Sometimes the product attracts complaints even though it meets the specification. Why?

Part of the revised standard requires businesses to understand the context of their business, in other words do you understand your business strategy and the market segments you are targeting? Also who will buy from you and who are your competitors?

From start to finish of delivering a product or service there are risks. Did we understand what the customer asked for, does the customer understand what they need, did we produce what we expected to produce, was it delivered on time? There is a tendency to assume that the customer knows what they want , understands how my product will achieve their aims and knows how to use my product. Sometimes this is true, but often there are assumptions and misunderstandings in the buying process that make this a false view.

There are several points at which the risk of providing the wrong product or service can be controlled. The first is ensuring we understand what the customer wants, which involves not only understanding the stated requirements of the customer, but also the unstated requirements such as obvious or  industry standards in the customers business that they would just expect us to know. One example would be renting a room in a hotel – do you need to specify the the room has a bed in it? If our standard products don’t satisfy the customer needs or their stated requirements, what else do they need that we don’t know about. the risk of failing to address this is the customer choosing another supplier.

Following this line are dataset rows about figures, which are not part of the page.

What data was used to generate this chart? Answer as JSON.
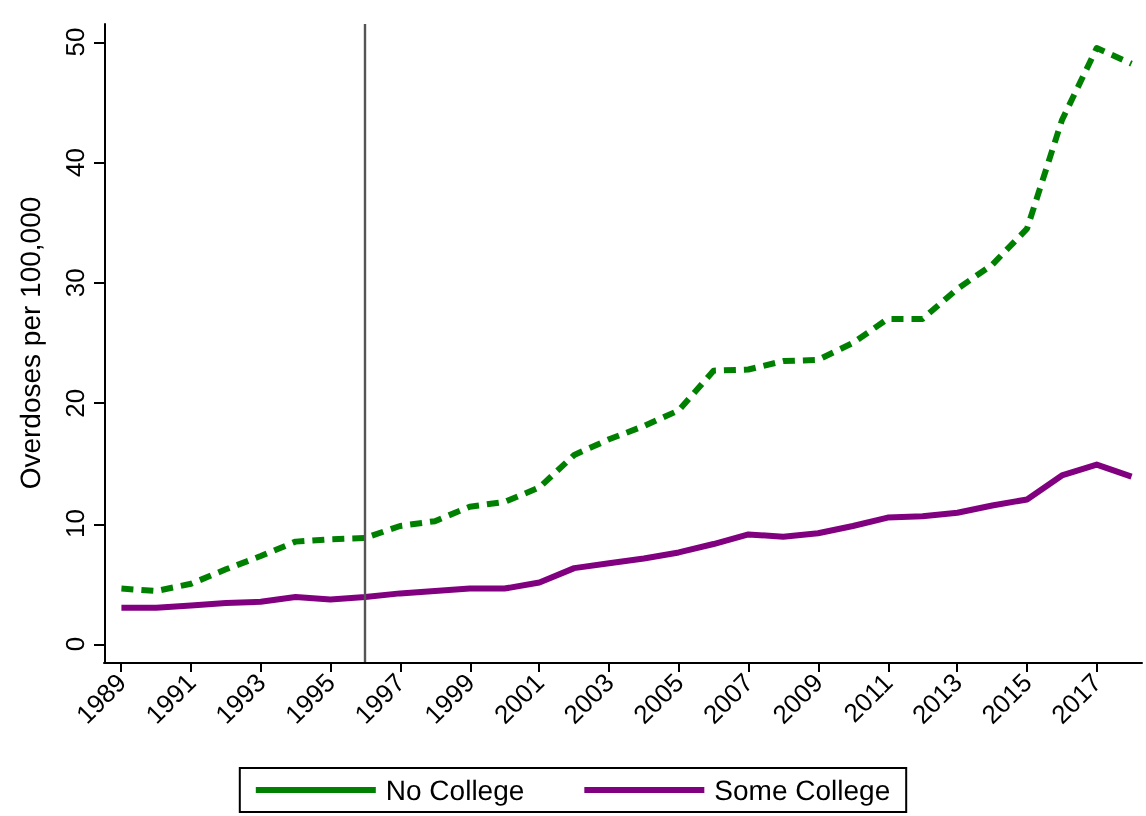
{
  "chart_data": {
    "type": "line",
    "ylabel": "Overdoses per 100,000",
    "x": [
      1989,
      1990,
      1991,
      1992,
      1993,
      1994,
      1995,
      1996,
      1997,
      1998,
      1999,
      2000,
      2001,
      2002,
      2003,
      2004,
      2005,
      2006,
      2007,
      2008,
      2009,
      2010,
      2011,
      2012,
      2013,
      2014,
      2015,
      2016,
      2017,
      2018
    ],
    "series": [
      {
        "name": "No College",
        "color": "#008000",
        "line_style": "dashed",
        "values": [
          4.6,
          4.4,
          5.0,
          6.2,
          7.3,
          8.5,
          8.7,
          8.8,
          9.8,
          10.2,
          11.4,
          11.8,
          13.0,
          15.7,
          17.0,
          18.1,
          19.4,
          22.7,
          22.8,
          23.5,
          23.6,
          25.0,
          27.0,
          27.0,
          29.5,
          31.5,
          34.5,
          43.5,
          49.5,
          48.2
        ]
      },
      {
        "name": "Some College",
        "color": "#800080",
        "line_style": "solid",
        "values": [
          3.0,
          3.0,
          3.2,
          3.4,
          3.5,
          3.9,
          3.7,
          3.9,
          4.2,
          4.4,
          4.6,
          4.6,
          5.1,
          6.3,
          6.7,
          7.1,
          7.6,
          8.3,
          9.1,
          8.9,
          9.2,
          9.8,
          10.5,
          10.6,
          10.9,
          11.5,
          12.0,
          14.0,
          14.9,
          13.9
        ]
      }
    ],
    "xlim": [
      1988.5,
      2018.3
    ],
    "xticks": [
      1989,
      1991,
      1993,
      1995,
      1997,
      1999,
      2001,
      2003,
      2005,
      2007,
      2009,
      2011,
      2013,
      2015,
      2017
    ],
    "ylim": [
      -1.5,
      51.5
    ],
    "yticks": [
      0,
      10,
      20,
      30,
      40,
      50
    ],
    "ref_lines": [
      {
        "axis": "x",
        "value": 1996,
        "color": "#555555",
        "line_style": "solid"
      }
    ],
    "grid": false,
    "legend": "bottom",
    "marker": "none"
  }
}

These considerations were implicit in ISO9001:2008, but have been made explicit in ISO9001:2015. There are many ways to manage risk, but we can only manage risks when we assess what the risks are.

One of the most significant changes in ISO9001:2015 is bringing the requirement to understand the legislation that is relevant to your business. This was always a requireemtn, but with the harmonisation of standard structure from Annex SL, the legislative requirement has been made more obvious.

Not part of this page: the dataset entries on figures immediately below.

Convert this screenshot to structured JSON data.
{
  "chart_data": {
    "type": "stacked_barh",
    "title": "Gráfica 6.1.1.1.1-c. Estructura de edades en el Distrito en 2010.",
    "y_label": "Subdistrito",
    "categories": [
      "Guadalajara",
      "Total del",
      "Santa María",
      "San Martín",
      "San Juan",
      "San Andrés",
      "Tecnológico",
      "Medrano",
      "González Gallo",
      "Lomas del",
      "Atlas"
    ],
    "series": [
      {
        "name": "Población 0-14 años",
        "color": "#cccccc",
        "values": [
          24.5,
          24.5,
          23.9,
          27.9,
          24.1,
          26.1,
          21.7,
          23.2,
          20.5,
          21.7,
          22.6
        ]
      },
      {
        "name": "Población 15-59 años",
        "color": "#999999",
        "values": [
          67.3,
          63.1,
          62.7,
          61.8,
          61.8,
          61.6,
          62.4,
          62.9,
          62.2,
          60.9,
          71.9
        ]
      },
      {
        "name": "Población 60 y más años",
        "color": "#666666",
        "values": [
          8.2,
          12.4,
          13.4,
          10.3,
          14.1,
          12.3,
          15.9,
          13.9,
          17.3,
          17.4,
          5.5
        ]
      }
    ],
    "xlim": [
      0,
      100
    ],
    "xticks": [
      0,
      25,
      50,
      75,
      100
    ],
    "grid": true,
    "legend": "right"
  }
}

Another area that has been strengthened with more rigorous risk analysis is handling of non-conformance. Whilst consideration of the risks associated with releasing the product have always been considered, an FMEA approach requires us to consider both performance and commercial risks, which may not have been clear before. What are the potential costs of failure compared to the cost of rejecting or scrapping the product? This is not a licence to release anything, far from it. An effective FMEA on a non-conforming product should involve all stakeholders, which must include the customer. Can we afford to involve the customer in a decision about defective stock? Surely it is healthier for the supply chain if we do, it also gives the customer a chance to consider the real impact of a defect, not only on their process, but also on their total supply chain costs.

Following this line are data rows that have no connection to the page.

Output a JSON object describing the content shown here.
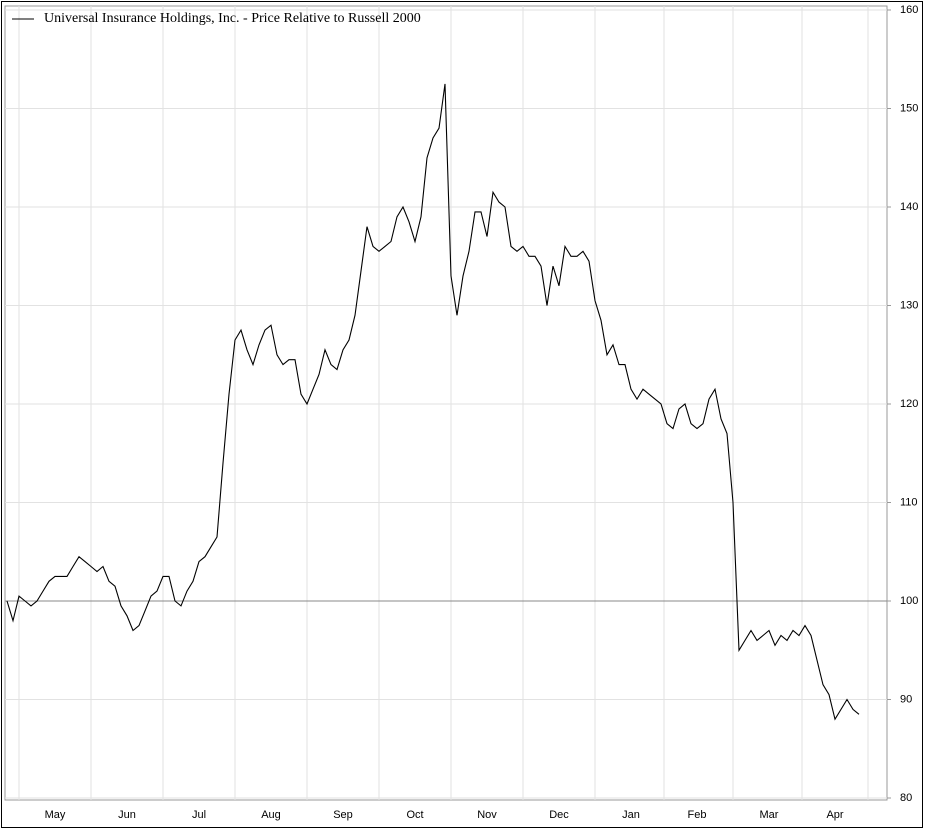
{
  "chart_data": {
    "type": "line",
    "categories": [
      null,
      null,
      null,
      null,
      null,
      null,
      null,
      null,
      "May",
      null,
      null,
      null,
      null,
      null,
      null,
      null,
      null,
      null,
      null,
      null,
      "Jun",
      null,
      null,
      null,
      null,
      null,
      null,
      null,
      null,
      null,
      null,
      null,
      "Jul",
      null,
      null,
      null,
      null,
      null,
      null,
      null,
      null,
      null,
      null,
      null,
      "Aug",
      null,
      null,
      null,
      null,
      null,
      null,
      null,
      null,
      null,
      null,
      null,
      "Sep",
      null,
      null,
      null,
      null,
      null,
      null,
      null,
      null,
      null,
      null,
      null,
      "Oct",
      null,
      null,
      null,
      null,
      null,
      null,
      null,
      null,
      null,
      null,
      null,
      "Nov",
      null,
      null,
      null,
      null,
      null,
      null,
      null,
      null,
      null,
      null,
      null,
      "Dec",
      null,
      null,
      null,
      null,
      null,
      null,
      null,
      null,
      null,
      null,
      null,
      "Jan",
      null,
      null,
      null,
      null,
      null,
      null,
      null,
      null,
      null,
      null,
      "Feb",
      null,
      null,
      null,
      null,
      null,
      null,
      null,
      null,
      null,
      null,
      null,
      "Mar",
      null,
      null,
      null,
      null,
      null,
      null,
      null,
      null,
      null,
      null,
      "Apr",
      null,
      null,
      null,
      null
    ],
    "series": [
      {
        "name": "Universal Insurance Holdings, Inc. - Price Relative to Russell 2000",
        "color": "#000000",
        "values": [
          100,
          98,
          100.5,
          100,
          99.5,
          100,
          101,
          102,
          102.5,
          102.5,
          102.5,
          103.5,
          104.5,
          104,
          103.5,
          103,
          103.5,
          102,
          101.5,
          99.5,
          98.5,
          97,
          97.5,
          99,
          100.5,
          101,
          102.5,
          102.5,
          100,
          99.5,
          101,
          102,
          104,
          104.5,
          105.5,
          106.5,
          114,
          121,
          126.5,
          127.5,
          125.5,
          124,
          126,
          127.5,
          128,
          125,
          124,
          124.5,
          124.5,
          121,
          120,
          121.5,
          123,
          125.5,
          124,
          123.5,
          125.5,
          126.5,
          129,
          133.5,
          138,
          136,
          135.5,
          136,
          136.5,
          139,
          140,
          138.5,
          136.5,
          139,
          145,
          147,
          148,
          152.5,
          133,
          129,
          133,
          135.5,
          139.5,
          139.5,
          137,
          141.5,
          140.5,
          140,
          136,
          135.5,
          136,
          135,
          135,
          134,
          130,
          134,
          132,
          136,
          135,
          135,
          135.5,
          134.5,
          130.5,
          128.5,
          125,
          126,
          124,
          124,
          121.5,
          120.5,
          121.5,
          121,
          120.5,
          120,
          118,
          117.5,
          119.5,
          120,
          118,
          117.5,
          118,
          120.5,
          121.5,
          118.5,
          117,
          110,
          95,
          96,
          97,
          96,
          96.5,
          97,
          95.5,
          96.5,
          96,
          97,
          96.5,
          97.5,
          96.5,
          94,
          91.5,
          90.5,
          88,
          89,
          90,
          89,
          88.5
        ]
      }
    ],
    "ylim": [
      80,
      160
    ],
    "yticks": [
      80,
      90,
      100,
      110,
      120,
      130,
      140,
      150,
      160
    ],
    "reference_line": 100,
    "grid": true,
    "legend": "top-left"
  }
}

Rejecting something that is out of specification seems an easy choice, but it creates costs which will come back later in the form of price increases.

Auditing is an area where risk has become an explicit consideration. It is no longer acceptable to simply audit on the basis of auditing all procedures every year, now we must consider the risk to the business of a failure in a particular area. When you consider the risk it becomes obvious that just auditing every process every year is not the right thing to do. For example if there is a manufacturing process that is absolutely critical to customer quality, would it make sense to audit that process at the same frequency as a process that causes a minor inconvenience if there is a defect?

In conclusion, applying risk analysis techniques as part of the QMS encourages the business to consider its strategy, objective and environment in a structured and rational way. Using risk analysis in this way helps a business integrate its quality functions into the daily business operations and makes it almost impossible for a business to run a QMS in parallel to standard business  operations. Integration at this level results in safer products, more accountability and better customer satisfaction.